OpenEstimate: Evaluating LLMs on Probabilistic Estimation with Real-World Data

ICLR 2026 Conference Submission21495 Authors

19 Sept 2025 (modified: 08 Oct 2025)ICLR 2026 Conference SubmissionEveryoneRevisionsBibTeXCC BY 4.0
Keywords: probabilistic estimation, reasoning, uncertainty, calibration
TL;DR: Language models (LMs) excel at reasoning on tasks with clear answers and complete information. Yet many real-world applications are open-ended and uncertain, and require reasoning about incomplete or noisy data.
Abstract: Decisions in the real world rely on noisy, limited data. Language models (LMs), with broad pretrained knowledge, can help decision-makers by offering informed Bayesian priors that guide better choices. However, the extent to which LMs can provide reliable priors remains poorly understood. We introduce OpenEstimate, a benchmark that asks LMs to express beliefs as Bayesian priors over real-world quantities from labor economics, private markets, and public health. We assess these priors for both accuracy and calibration, benchmarking them against statistical baselines built by sampling from the true distribution.
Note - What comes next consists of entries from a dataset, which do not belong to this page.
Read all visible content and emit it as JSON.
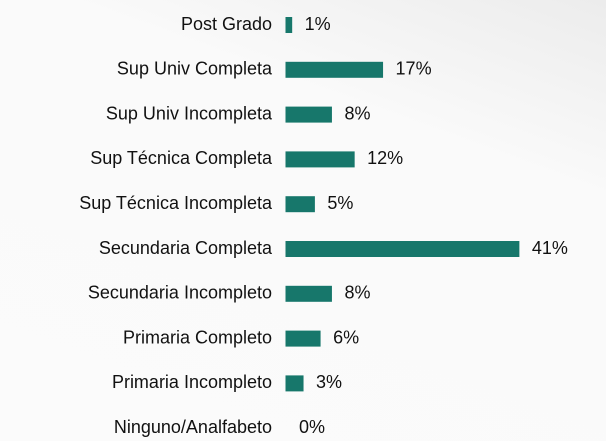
{
  "chart_data": {
    "type": "bar",
    "orientation": "horizontal",
    "categories": [
      "Post Grado",
      "Sup Univ Completa",
      "Sup Univ Incompleta",
      "Sup Técnica Completa",
      "Sup Técnica Incompleta",
      "Secundaria Completa",
      "Secundaria Incompleto",
      "Primaria Completo",
      "Primaria Incompleto",
      "Ninguno/Analfabeto"
    ],
    "values": [
      1,
      17,
      8,
      12,
      5,
      41,
      8,
      6,
      3,
      0
    ],
    "value_labels": [
      "1%",
      "17%",
      "8%",
      "12%",
      "5%",
      "41%",
      "8%",
      "6%",
      "3%",
      "0%"
    ],
    "color": "#17776b"
  }
}
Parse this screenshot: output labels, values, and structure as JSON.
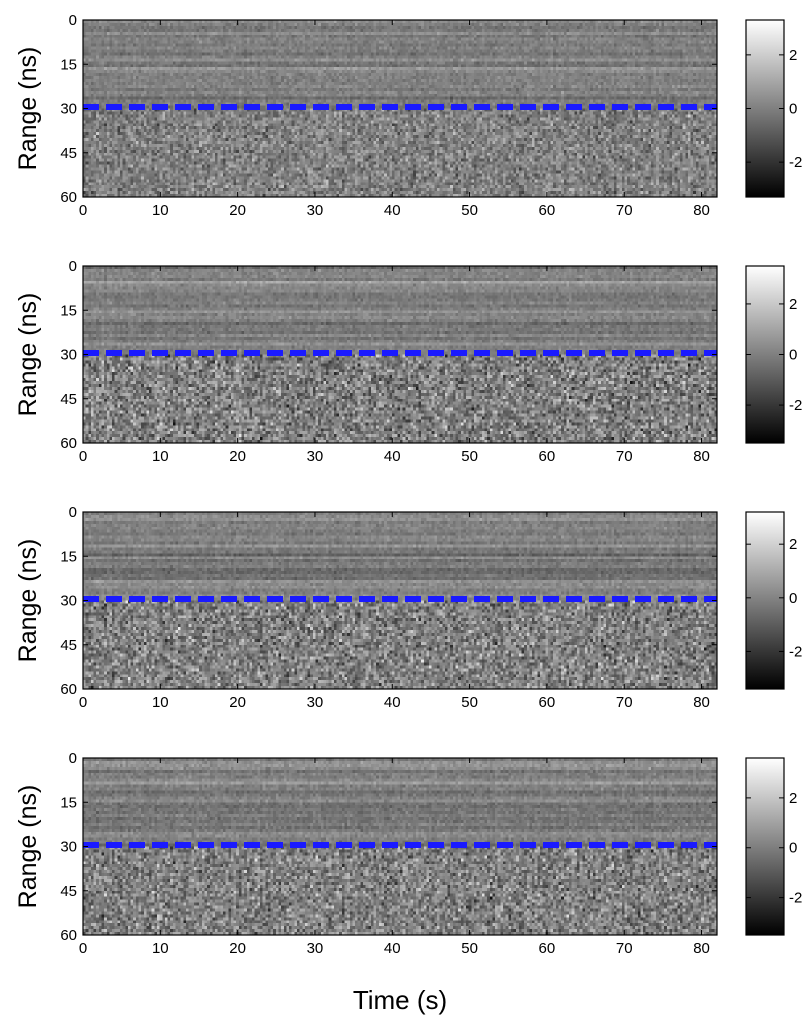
{
  "figure": {
    "xlabel": "Time (s)"
  },
  "chart_data": [
    {
      "type": "heatmap",
      "xlabel": "",
      "ylabel": "Range (ns)",
      "xlim": [
        0,
        82
      ],
      "ylim": [
        0,
        60
      ],
      "y_reversed": true,
      "xticks": [
        0,
        10,
        20,
        30,
        40,
        50,
        60,
        70,
        80
      ],
      "yticks": [
        0,
        15,
        30,
        45,
        60
      ],
      "colormap": "gray",
      "colorbar": {
        "range": [
          -3.3,
          3.3
        ],
        "ticks": [
          2,
          0,
          -2
        ]
      },
      "reference_line": {
        "y": 29.5,
        "style": "dashed",
        "color": "#1a1aff"
      },
      "texture": {
        "upper_noise": 0.55,
        "lower_noise": 1.0,
        "seed": 11
      }
    },
    {
      "type": "heatmap",
      "xlabel": "",
      "ylabel": "Range (ns)",
      "xlim": [
        0,
        82
      ],
      "ylim": [
        0,
        60
      ],
      "y_reversed": true,
      "xticks": [
        0,
        10,
        20,
        30,
        40,
        50,
        60,
        70,
        80
      ],
      "yticks": [
        0,
        15,
        30,
        45,
        60
      ],
      "colormap": "gray",
      "colorbar": {
        "range": [
          -3.5,
          3.5
        ],
        "ticks": [
          2,
          0,
          -2
        ]
      },
      "reference_line": {
        "y": 29.5,
        "style": "dashed",
        "color": "#1a1aff"
      },
      "texture": {
        "upper_noise": 0.5,
        "lower_noise": 1.35,
        "seed": 23
      }
    },
    {
      "type": "heatmap",
      "xlabel": "",
      "ylabel": "Range (ns)",
      "xlim": [
        0,
        82
      ],
      "ylim": [
        0,
        60
      ],
      "y_reversed": true,
      "xticks": [
        0,
        10,
        20,
        30,
        40,
        50,
        60,
        70,
        80
      ],
      "yticks": [
        0,
        15,
        30,
        45,
        60
      ],
      "colormap": "gray",
      "colorbar": {
        "range": [
          -3.4,
          3.2
        ],
        "ticks": [
          2,
          0,
          -2
        ]
      },
      "reference_line": {
        "y": 29.5,
        "style": "dashed",
        "color": "#1a1aff"
      },
      "texture": {
        "upper_noise": 0.5,
        "lower_noise": 1.3,
        "seed": 37
      }
    },
    {
      "type": "heatmap",
      "xlabel": "",
      "ylabel": "Range (ns)",
      "xlim": [
        0,
        82
      ],
      "ylim": [
        0,
        60
      ],
      "y_reversed": true,
      "xticks": [
        0,
        10,
        20,
        30,
        40,
        50,
        60,
        70,
        80
      ],
      "yticks": [
        0,
        15,
        30,
        45,
        60
      ],
      "colormap": "gray",
      "colorbar": {
        "range": [
          -3.5,
          3.6
        ],
        "ticks": [
          2,
          0,
          -2
        ]
      },
      "reference_line": {
        "y": 29.5,
        "style": "dashed",
        "color": "#1a1aff"
      },
      "texture": {
        "upper_noise": 0.55,
        "lower_noise": 1.25,
        "seed": 53
      }
    }
  ]
}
Across six frontier LMs, LM-elicited priors are often inaccurate and overconfident: they seldom beat posteriors formed from five real observations. Performance improves modestly depending on how uncertainty is elicited from the model, but is largely unaffected by changes in temperature, reasoning effort, or system prompt. Given LMs’ weak performance, OpenEstimate offers an important foundation for building systems that can reason under uncertainty and know when to doubt themselves.